This was fantastic. It had so many things I love! A wonderful romantic comedy with depth and ~so many feelings.
Leo is the son of the owner of a successful ramen chain. His life is pretty uneventful; in his last year of high school his biggest worry is that he cannot find a boyfriend. That is, until his half term test results come in. His parents get a private teacher for him, and this teacher turns out to be Irie, a fellow student who pretends to be a university student in order to earn more money.
He certainly gets results, and even though he is pretty shrewd, Leo cannot help liking him somehow. When his best friend Hanazawa accidentally comes out to Irie (and outs Leo as well), Irie turns out to be gay as well.
So far so good. As time goes by, Leo realizes he's fallen in love with Irie. And, well, at some point Irie notices that he's in love with Leo as well. However, that doesn't mean they actually tell each other that...
I was already completely in love with the story after the first part. But then the second part was from Irie's POV and I was done for. I love Nagira Yuu's seme POV, and Irie's cluelessness was to die for. If anything, I'd have loved to read more from his POV in the end.
The plot involving the ramen and Leo's job didn't grab me completely, but it was all worth it for the resolution. The way Leo and Irie are together in the end is really close to my ideal. There's that balance I crave, and a... an everyday gentleness?
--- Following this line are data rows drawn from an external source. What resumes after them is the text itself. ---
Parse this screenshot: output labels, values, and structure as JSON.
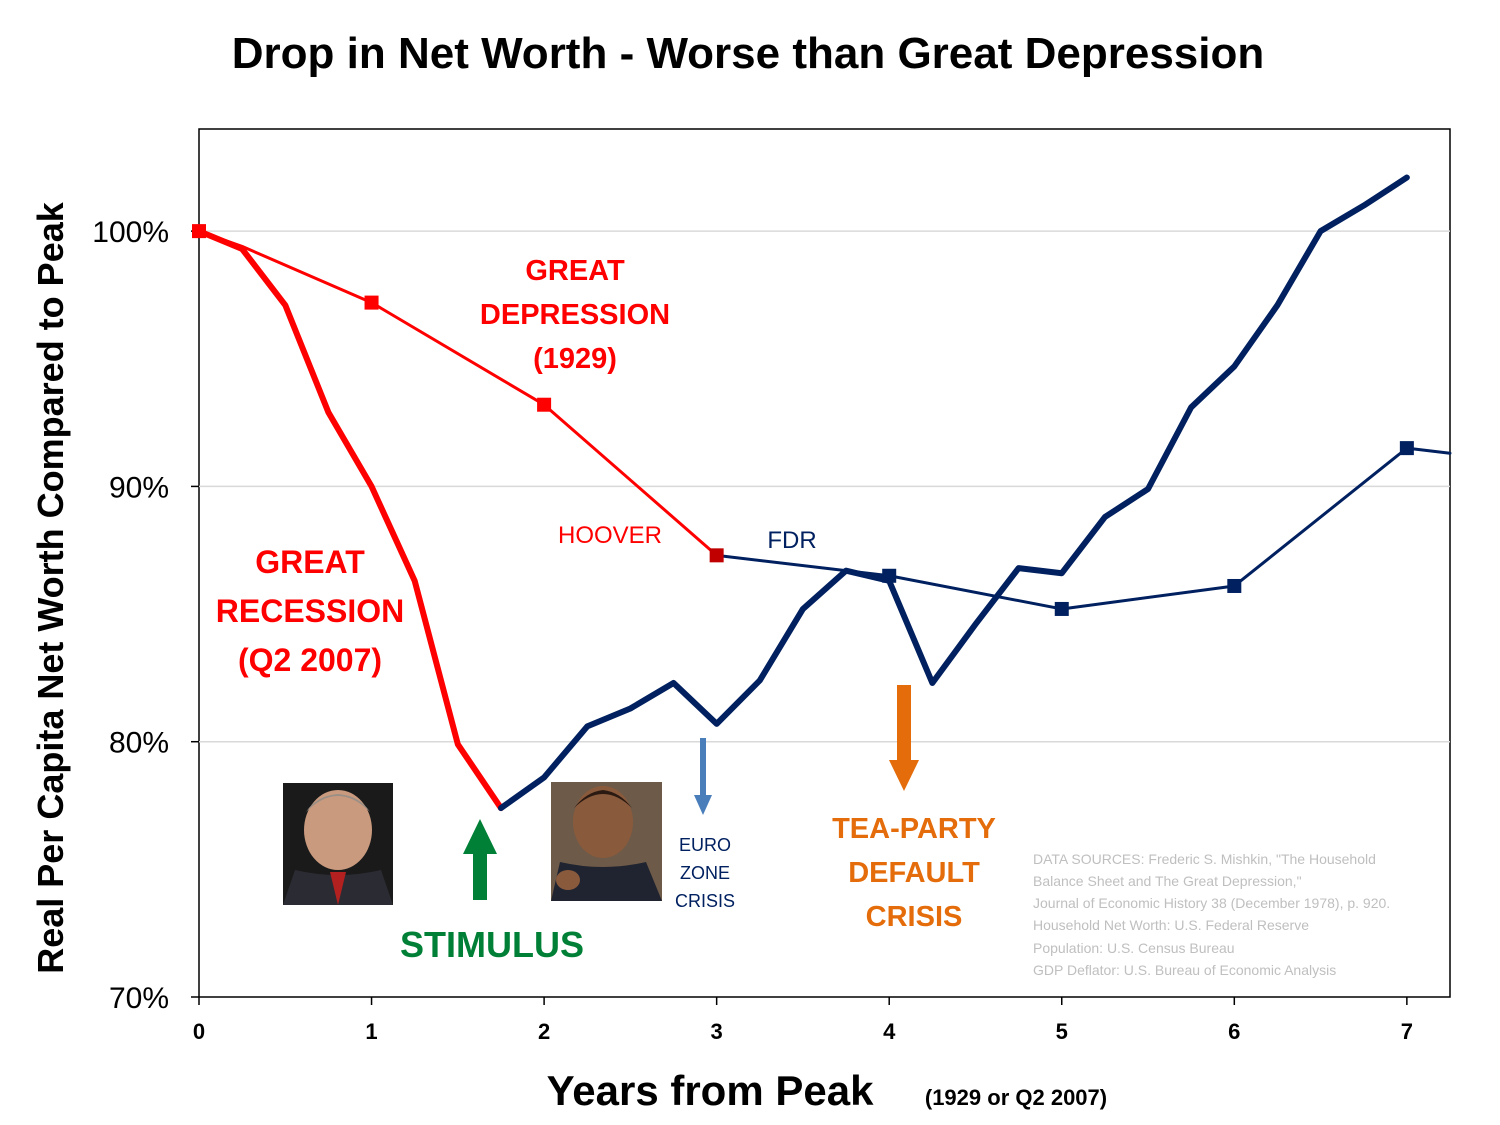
{
  "chart_data": {
    "type": "line",
    "title": "Drop in Net Worth - Worse than Great Depression",
    "xlabel": "Years from Peak",
    "xlabel_note": "(1929 or Q2 2007)",
    "ylabel": "Real Per Capita Net Worth Compared to Peak",
    "xlim": [
      0,
      7.25
    ],
    "ylim": [
      70,
      104
    ],
    "x_ticks": [
      0,
      1,
      2,
      3,
      4,
      5,
      6,
      7
    ],
    "y_ticks": [
      70,
      80,
      90,
      100
    ],
    "y_tick_labels": [
      "70%",
      "80%",
      "90%",
      "100%"
    ],
    "grid": "horizontal",
    "series": [
      {
        "id": "great-depression",
        "color": "#ff0000",
        "color_later": "#002060",
        "switch_x": 3,
        "x": [
          0,
          0.25,
          1,
          2,
          3,
          4,
          5,
          6,
          7,
          7.25
        ],
        "y": [
          100,
          99.4,
          97.2,
          93.2,
          87.3,
          86.5,
          85.2,
          86.1,
          91.5,
          91.3
        ],
        "markers_at": [
          0,
          1,
          2,
          3,
          4,
          5,
          6,
          7
        ]
      },
      {
        "id": "great-recession",
        "color": "#ff0000",
        "color_later": "#002060",
        "switch_x": 1.75,
        "x": [
          0,
          0.25,
          0.5,
          0.75,
          1,
          1.25,
          1.5,
          1.75,
          2,
          2.25,
          2.5,
          2.75,
          3,
          3.25,
          3.5,
          3.75,
          4,
          4.25,
          4.5,
          4.75,
          5,
          5.25,
          5.5,
          5.75,
          6,
          6.25,
          6.5,
          6.75,
          7
        ],
        "y": [
          100,
          99.3,
          97.1,
          92.9,
          90.0,
          86.3,
          79.9,
          77.4,
          78.6,
          80.6,
          81.3,
          82.3,
          80.7,
          82.4,
          85.2,
          86.7,
          86.3,
          82.3,
          84.6,
          86.8,
          86.6,
          88.8,
          89.9,
          93.1,
          94.7,
          97.1,
          100.0,
          101.0,
          102.1
        ]
      }
    ],
    "annotations": {
      "great_depression": [
        "GREAT",
        "DEPRESSION",
        "(1929)"
      ],
      "great_recession": [
        "GREAT",
        "RECESSION",
        "(Q2 2007)"
      ],
      "hoover": "HOOVER",
      "fdr": "FDR",
      "stimulus": "STIMULUS",
      "euro_zone": [
        "EURO",
        "ZONE",
        "CRISIS"
      ],
      "tea_party": [
        "TEA-PARTY",
        "DEFAULT",
        "CRISIS"
      ],
      "sources": [
        "DATA SOURCES: Frederic S. Mishkin, \"The Household",
        "Balance Sheet and The Great Depression,\"",
        "Journal of Economic History 38 (December 1978), p. 920.",
        "Household Net Worth: U.S. Federal Reserve",
        "Population: U.S. Census Bureau",
        "GDP Deflator: U.S. Bureau of Economic Analysis"
      ]
    },
    "colors": {
      "red": "#ff0000",
      "navy": "#002060",
      "green": "#008037",
      "orange": "#e46c0a",
      "blue_arrow": "#4a7ebb",
      "grid": "#d9d9d9",
      "sources_text": "#bfbfbf"
    }
  }
}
I don't quite know how to put it into words but anyway, they're a lovely couple.
I loved Hanazawa as well, and I do wish she'd have done more with Manabu, a side character who appears during their high school days.
What I mentioned before is that she is one of the rare BL authors who try to write about actual gay people. It's still definitely BL, but at least most of her characters are actually gay or bi and think about the issues that come with that.
In her cover note she mentions that the characters who used to be her seme have now all become uke, and that she is running out of seme. Which is in itself a funny problem to have, but I see where she is coming from. If you compare this to her first novel, the seme and the uke's background are reversed. But seme or uke, I love her characters and her writing. This isn't as deep as some of the other books she's published this year, but it's also far from superficial. When it comes to BL novels, she is one of the best authors out there. I love her, can you tell?